Oleh: Sinta Alfila
Suara USU, Medan. Belakangan ini media sosial dipenuhi dengan julukan anak skena. Beberapa orang menjadi tertarik berkomentar mengenai istilah tersebut, namun tidak sedikit orang juga yang mempertanyakan apa itu skena. Buat kalian yang belum tahu apa itu skena, bisa simak pembahasan dibawah ini ya.
Skena tidak masuk ke dalam Kamus Besar Bahasa Indonesia (KBBI). Skena adalah padanan kata tak resmi untuk scene dalam bahasa inggris, kurang lebih ditujukan kepada sebuah komunitas. Namun mengutip dalam bahasa gaul, skena adalah singkatan dari tiga kata yaitu sua, cengkrama, dan kelana. Singkatnya, skena merujuk pada sebuah perkumpulan kolektif penyuka musik yang bisa menciptakan suasana untuk bercengkerama hingga berkelana bersama saat berkumpul. Misalnya, jika perkumpulan tersebut adalah penggemar musik punk, maka mereka dapat disebut “Skena Punk”.

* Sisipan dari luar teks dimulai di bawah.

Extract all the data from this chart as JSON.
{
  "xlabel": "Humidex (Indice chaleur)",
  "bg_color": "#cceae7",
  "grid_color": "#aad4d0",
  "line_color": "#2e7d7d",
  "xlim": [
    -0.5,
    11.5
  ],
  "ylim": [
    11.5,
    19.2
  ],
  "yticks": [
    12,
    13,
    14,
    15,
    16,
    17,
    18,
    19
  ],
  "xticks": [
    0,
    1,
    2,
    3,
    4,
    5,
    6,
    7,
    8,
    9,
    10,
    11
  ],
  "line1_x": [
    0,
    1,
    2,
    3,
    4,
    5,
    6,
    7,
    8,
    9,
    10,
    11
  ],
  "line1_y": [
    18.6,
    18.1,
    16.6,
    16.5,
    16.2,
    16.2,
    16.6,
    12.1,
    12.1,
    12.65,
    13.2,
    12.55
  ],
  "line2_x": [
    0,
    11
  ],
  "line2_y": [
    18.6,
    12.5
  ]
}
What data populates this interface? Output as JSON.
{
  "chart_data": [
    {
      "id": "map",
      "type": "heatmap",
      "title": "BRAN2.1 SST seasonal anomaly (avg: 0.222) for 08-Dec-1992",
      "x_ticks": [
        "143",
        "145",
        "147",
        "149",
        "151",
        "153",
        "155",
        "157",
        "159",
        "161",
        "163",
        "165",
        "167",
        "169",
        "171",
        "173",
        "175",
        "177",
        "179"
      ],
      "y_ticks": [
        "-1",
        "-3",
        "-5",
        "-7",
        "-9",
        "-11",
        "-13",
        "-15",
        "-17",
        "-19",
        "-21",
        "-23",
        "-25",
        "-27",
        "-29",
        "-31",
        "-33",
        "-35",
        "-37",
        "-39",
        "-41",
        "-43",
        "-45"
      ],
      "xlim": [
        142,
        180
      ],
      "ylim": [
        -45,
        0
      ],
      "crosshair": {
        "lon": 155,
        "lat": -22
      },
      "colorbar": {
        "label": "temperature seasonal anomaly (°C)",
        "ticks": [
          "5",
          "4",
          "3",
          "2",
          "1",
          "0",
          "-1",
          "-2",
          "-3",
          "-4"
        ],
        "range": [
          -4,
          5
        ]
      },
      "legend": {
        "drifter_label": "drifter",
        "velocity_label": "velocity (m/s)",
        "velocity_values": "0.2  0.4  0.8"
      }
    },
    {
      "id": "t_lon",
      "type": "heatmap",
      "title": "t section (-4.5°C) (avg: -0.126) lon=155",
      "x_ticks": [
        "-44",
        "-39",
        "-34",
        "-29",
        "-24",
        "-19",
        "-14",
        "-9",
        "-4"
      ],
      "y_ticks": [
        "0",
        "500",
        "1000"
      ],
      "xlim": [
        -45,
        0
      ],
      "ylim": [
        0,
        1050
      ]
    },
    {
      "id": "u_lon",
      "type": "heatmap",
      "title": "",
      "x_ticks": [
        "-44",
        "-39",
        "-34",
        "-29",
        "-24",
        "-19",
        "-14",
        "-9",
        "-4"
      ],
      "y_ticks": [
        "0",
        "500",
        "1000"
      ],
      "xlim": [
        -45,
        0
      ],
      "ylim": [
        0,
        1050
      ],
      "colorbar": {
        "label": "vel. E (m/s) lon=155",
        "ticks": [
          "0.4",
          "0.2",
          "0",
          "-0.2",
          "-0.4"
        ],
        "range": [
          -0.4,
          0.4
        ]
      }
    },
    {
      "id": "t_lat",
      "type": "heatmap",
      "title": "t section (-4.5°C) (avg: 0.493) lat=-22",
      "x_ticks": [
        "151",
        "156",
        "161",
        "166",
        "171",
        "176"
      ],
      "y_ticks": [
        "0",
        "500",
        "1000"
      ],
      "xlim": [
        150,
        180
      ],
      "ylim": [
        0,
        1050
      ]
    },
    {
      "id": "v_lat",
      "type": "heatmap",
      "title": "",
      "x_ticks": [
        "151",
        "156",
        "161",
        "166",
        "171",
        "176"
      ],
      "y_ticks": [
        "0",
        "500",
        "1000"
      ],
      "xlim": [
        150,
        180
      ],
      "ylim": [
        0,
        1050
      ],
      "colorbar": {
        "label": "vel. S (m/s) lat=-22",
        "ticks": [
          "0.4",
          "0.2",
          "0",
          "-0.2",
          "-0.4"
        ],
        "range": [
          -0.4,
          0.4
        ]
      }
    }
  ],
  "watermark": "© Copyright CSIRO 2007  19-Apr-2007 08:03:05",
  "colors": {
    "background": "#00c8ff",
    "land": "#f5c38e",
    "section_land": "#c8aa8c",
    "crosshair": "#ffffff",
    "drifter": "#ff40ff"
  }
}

Fenomena skena ini bukanlah hal yang buruk. Terlepas dari kontroversinya, skena merupakan perkumpulan kolektif yang tentunya dapat meningkatkan pengetahuan akan dunia musik dan menciptakan ruang bagi orang-orang dengan minat musik yang sama untuk saling berbagi dan tumbuh bersama lewat musik.
Hanya saja akhir-akhir ini opini publik mengenai skena kian meluas yang menyebabkan skena dipandang negatif oleh sebagian orang. Skena kerap dianggap sebagai sekelompok perkumpulan penggemar musik yang sibuk kritik di kalangan penikmat musik lainnya, hal ini yang membuat skena kerap dipandang tidak baik oleh sebagian orang.
Bahkan beberapa tahun terakhir, musik yang dianggap “indie” telah menjadi tren di kalangan masyarakat. Pendengar musik indie dianggap lebih keren dibandingkan dengan pendengar musik biasa, hal ini menjadi pemicu perbincangan di media sosial menjadi istilah pemuja terhadap musik indie, sementara musik populer dianggap sebagai pilihan yang biasa saja atau kurang keren bagi mereka yang bukan penikmatnya.
Beberapa musisi yang dianggap masuk dalam radar favorit “skena” antara lain Danilla, Fourtwnty, Float, Coldiac, Mocca, dan berbagai musisi lainnya. Orang-orang yang merasa “paling mengerti” tentang musik ini sering disebut sebagai “polisi skena”. Mereka menggunakan istilah ini karena mereka cenderung mengawasi percakapan tentang musik di media sosial dan memberikan teguran ketika musik yang dibicarakan dianggap tidak sesuai dengan definisi musik keren menurut pandangan mereka.
Sebenarnya sah-sah saja sebagai penikmat musik mengkritik sebuah musik dengan opininya masing-masing, hanya saja tidak untuk menjelekkan bahkan menjatuhkan pendengar musik lain hanya karena tidak satu selera dengan kita. Semua bebas memilih genre musiknya masing-masing dan mau berada di skena mana itu juga pilihan masing-masing dan tidak perlu saling menjatuhkan.
Itulah pembahasan mengenai skena dan kontroversinya, setelah membaca artikel ini, Sobat Suara USU masuk ke skena yang mana nih?